Es ist für die Hochschulen unerlässlich, hinsichtlich der Erhebung von Studienbeiträgen langfristige Planungssicherheit zu erhalten. Die Einführung und Abschaffung eines so erheblichen Teils der Hochschulfinanzierung auf der Zeitskala der Legislaturperiode, also von fünf Jahren, stellt keine tragbare Situation dar.
Weiterentwicklung der Bologna-Reform.
Die Bologna-Reform muss aufbauend auf dem erkannten Verbesserungsbedarf wirksam weiterentwickelt werden. Besonderer Handlungsbedarf besteht bei der anstehenden Reform der Lehrerausbildung. Es ist dringend nötig, die für diese Reform notwendigen Mittel wie zugesagt bereitzustellen und das Lehrerausbildungsgesetz (LABG) auf eine gegebenenfalls anstehende Reform des Schulsystems abzustimmen.
Vorbereitung für den Hochschulpakt II.
Um Abiturientinnen und Abiturienten in den nächsten Jahren in ausreichender Zahl und unter vertretbaren Studienbedingungen Studienplätze anbieten zu können, müssen so schnell wie möglich die Vereinbarungen zum Hochschulpakt II umgesetzt werden. Personal für 2011 muss jetzt gesucht, Räume müssen jetzt angemietet werden.
Unterstützung der Universitäten beim kommenden Exzellenzwettbewerb.
Die nordrhein-westfälischen Hochschulen beteiligen sich mit vielversprechenden Vorhaben am kommenden Exzellenzwettbewerb.
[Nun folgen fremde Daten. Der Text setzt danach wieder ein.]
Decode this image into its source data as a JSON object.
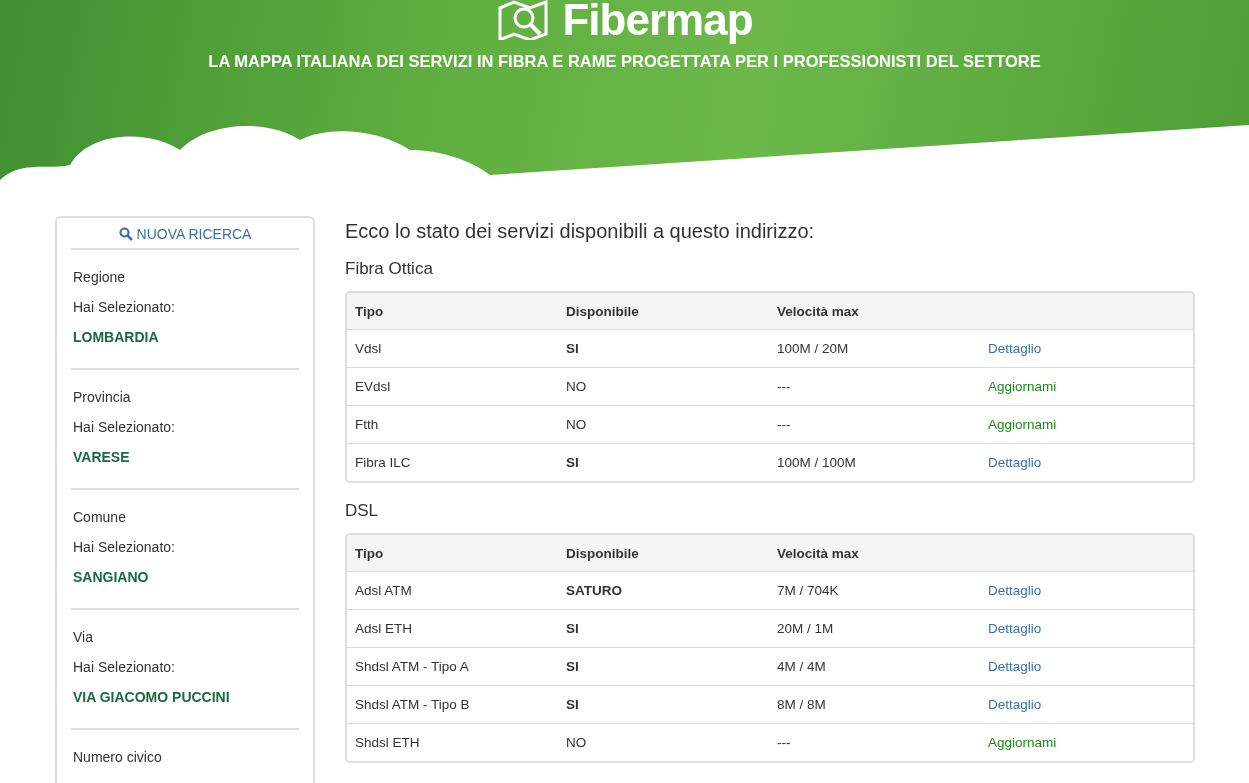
{
  "header": {
    "logo": "Fibermap",
    "tagline": "LA MAPPA ITALIANA DEI SERVIZI IN FIBRA E RAME PROGETTATA PER I PROFESSIONISTI DEL SETTORE"
  },
  "sidebar": {
    "search_link": "NUOVA RICERCA",
    "sections": [
      {
        "label": "Regione",
        "prompt": "Hai Selezionato:",
        "value": "LOMBARDIA"
      },
      {
        "label": "Provincia",
        "prompt": "Hai Selezionato:",
        "value": "VARESE"
      },
      {
        "label": "Comune",
        "prompt": "Hai Selezionato:",
        "value": "SANGIANO"
      },
      {
        "label": "Via",
        "prompt": "Hai Selezionato:",
        "value": "VIA GIACOMO PUCCINI"
      },
      {
        "label": "Numero civico"
      }
    ]
  },
  "main": {
    "heading": "Ecco lo stato dei servizi disponibili a questo indirizzo:",
    "groups": [
      {
        "title": "Fibra Ottica",
        "columns": [
          "Tipo",
          "Disponibile",
          "Velocità max"
        ],
        "rows": [
          {
            "type": "Vdsl",
            "available": "SI",
            "highlight": true,
            "speed": "100M / 20M",
            "action": {
              "kind": "details",
              "label": "Dettaglio"
            }
          },
          {
            "type": "EVdsl",
            "available": "NO",
            "highlight": false,
            "speed": "---",
            "action": {
              "kind": "upgrade",
              "label": "Aggiornami"
            }
          },
          {
            "type": "Ftth",
            "available": "NO",
            "highlight": false,
            "speed": "---",
            "action": {
              "kind": "upgrade",
              "label": "Aggiornami"
            }
          },
          {
            "type": "Fibra ILC",
            "available": "SI",
            "highlight": true,
            "speed": "100M / 100M",
            "action": {
              "kind": "details",
              "label": "Dettaglio"
            }
          }
        ]
      },
      {
        "title": "DSL",
        "columns": [
          "Tipo",
          "Disponibile",
          "Velocità max"
        ],
        "rows": [
          {
            "type": "Adsl ATM",
            "available": "SATURO",
            "highlight": true,
            "speed": "7M / 704K",
            "action": {
              "kind": "details",
              "label": "Dettaglio"
            }
          },
          {
            "type": "Adsl ETH",
            "available": "SI",
            "highlight": true,
            "speed": "20M / 1M",
            "action": {
              "kind": "details",
              "label": "Dettaglio"
            }
          },
          {
            "type": "Shdsl ATM - Tipo A",
            "available": "SI",
            "highlight": true,
            "speed": "4M / 4M",
            "action": {
              "kind": "details",
              "label": "Dettaglio"
            }
          },
          {
            "type": "Shdsl ATM - Tipo B",
            "available": "SI",
            "highlight": true,
            "speed": "8M / 8M",
            "action": {
              "kind": "details",
              "label": "Dettaglio"
            }
          },
          {
            "type": "Shdsl ETH",
            "available": "NO",
            "highlight": false,
            "speed": "---",
            "action": {
              "kind": "upgrade",
              "label": "Aggiornami"
            }
          }
        ]
      }
    ]
  }
}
Die hierfür in Aussicht gestellte finanzielle Unterstützung ist dringend notwendig, damit Wettbewerbsnachteile gegenüber anderen Bundesländern vermieden werden.
Grundfinanzierung und strategische Weiterentwicklung des Hochschulsystems.
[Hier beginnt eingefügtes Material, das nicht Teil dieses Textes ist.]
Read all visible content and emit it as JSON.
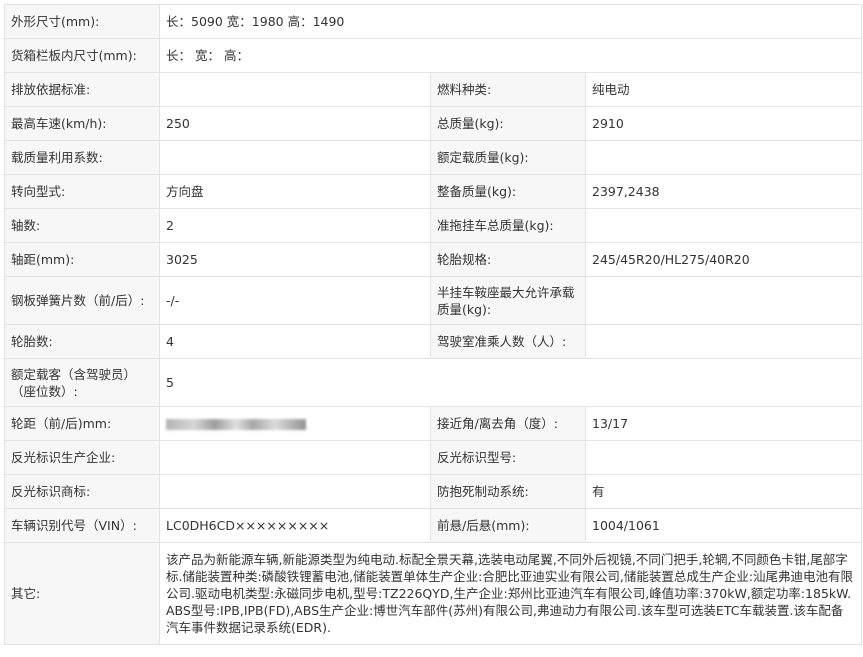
{
  "rows": {
    "dims": {
      "label": "外形尺寸(mm):",
      "value": "长：5090 宽：1980 高：1490"
    },
    "cargo": {
      "label": "货箱栏板内尺寸(mm):",
      "value": "长：  宽：  高："
    },
    "emission": {
      "label": "排放依据标准:",
      "value": "",
      "label2": "燃料种类:",
      "value2": "纯电动"
    },
    "speed": {
      "label": "最高车速(km/h):",
      "value": "250",
      "label2": "总质量(kg):",
      "value2": "2910"
    },
    "load_coef": {
      "label": "载质量利用系数:",
      "value": "",
      "label2": "额定载质量(kg):",
      "value2": ""
    },
    "steering": {
      "label": "转向型式:",
      "value": "方向盘",
      "label2": "整备质量(kg):",
      "value2": "2397,2438"
    },
    "axles": {
      "label": "轴数:",
      "value": "2",
      "label2": "准拖挂车总质量(kg):",
      "value2": ""
    },
    "wheelbase": {
      "label": "轴距(mm):",
      "value": "3025",
      "label2": "轮胎规格:",
      "value2": "245/45R20/HL275/40R20"
    },
    "springs": {
      "label": "钢板弹簧片数（前/后）:",
      "value": "-/-",
      "label2": "半挂车鞍座最大允许承载质量(kg):",
      "value2": ""
    },
    "tires": {
      "label": "轮胎数:",
      "value": "4",
      "label2": "驾驶室准乘人数（人）:",
      "value2": ""
    },
    "seats": {
      "label": "额定载客（含驾驶员）（座位数）:",
      "value": "5"
    },
    "track": {
      "label": "轮距（前/后)mm:",
      "value": "",
      "label2": "接近角/离去角（度）:",
      "value2": "13/17"
    },
    "reflect_mfr": {
      "label": "反光标识生产企业:",
      "value": "",
      "label2": "反光标识型号:",
      "value2": ""
    },
    "reflect_brand": {
      "label": "反光标识商标:",
      "value": "",
      "label2": "防抱死制动系统:",
      "value2": "有"
    },
    "vin": {
      "label": "车辆识别代号（VIN）:",
      "value": "LC0DH6CD×××××××××",
      "label2": "前悬/后悬(mm):",
      "value2": "1004/1061"
    },
    "other": {
      "label": "其它:",
      "value": "该产品为新能源车辆,新能源类型为纯电动.标配全景天幕,选装电动尾翼,不同外后视镜,不同门把手,轮辋,不同颜色卡钳,尾部字标.储能装置种类:磷酸铁锂蓄电池,储能装置单体生产企业:合肥比亚迪实业有限公司,储能装置总成生产企业:汕尾弗迪电池有限公司.驱动电机类型:永磁同步电机,型号:TZ226QYD,生产企业:郑州比亚迪汽车有限公司,峰值功率:370kW,额定功率:185kW.ABS型号:IPB,IPB(FD),ABS生产企业:博世汽车部件(苏州)有限公司,弗迪动力有限公司.该车型可选装ETC车载装置.该车配备汽车事件数据记录系统(EDR)."
    }
  }
}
Nach dem Auslaufen von Qualitäts- und Zukunftspakt wird eine neue Regelung für eine verlässliche Basisfinanzierung der Hochschulen benötigt.
Weitere Themen betreffen die Weiterführung des Kooperationsmodells zwischen Universitäten und Universitätskliniken, die Berücksichtigung von Overheadkosten bei der angewandten Forschung und Entwicklung sowie die Ausgestaltung kooperativer Promotionen zwischen Fachhochschulen und Universitäten.
Angesichts des umfassenden Reformprozesses ist es den nordrhein-westfälischen Hochschulen ein großes Anliegen, für eine konsensorientierte Hochschulpolitik zu werben, die verlässliche Rahmenbedingungen für einen langfristig angelegten und nachhaltigen Reformprozess bietet im Interesse der nachwachsenden Generation.
Die Hochschulen stehen bereit, diesen Prozess verantwortlich mit zu gestalten und stehen jederzeit für Gespräche zur Verfügung.
Den Offenen Brief haben unterzeichnet:
Prof. Dr. Axel Freimuth, Vorsitzender der Landesrektorenkonferenz der Universitäten in NRW,
Prof. Dr. Beate Rennen-Allhoff, Vorsitzende von Hochschule NRW Landesrektorenkonferenz der Fachhochschulen e.V.,
Prof. Reiner Schuhenn, Sprecher der Landesrektorenkonferenz der Kunst- und Musikhochschulen des Landes Nordrhein-Westfalen.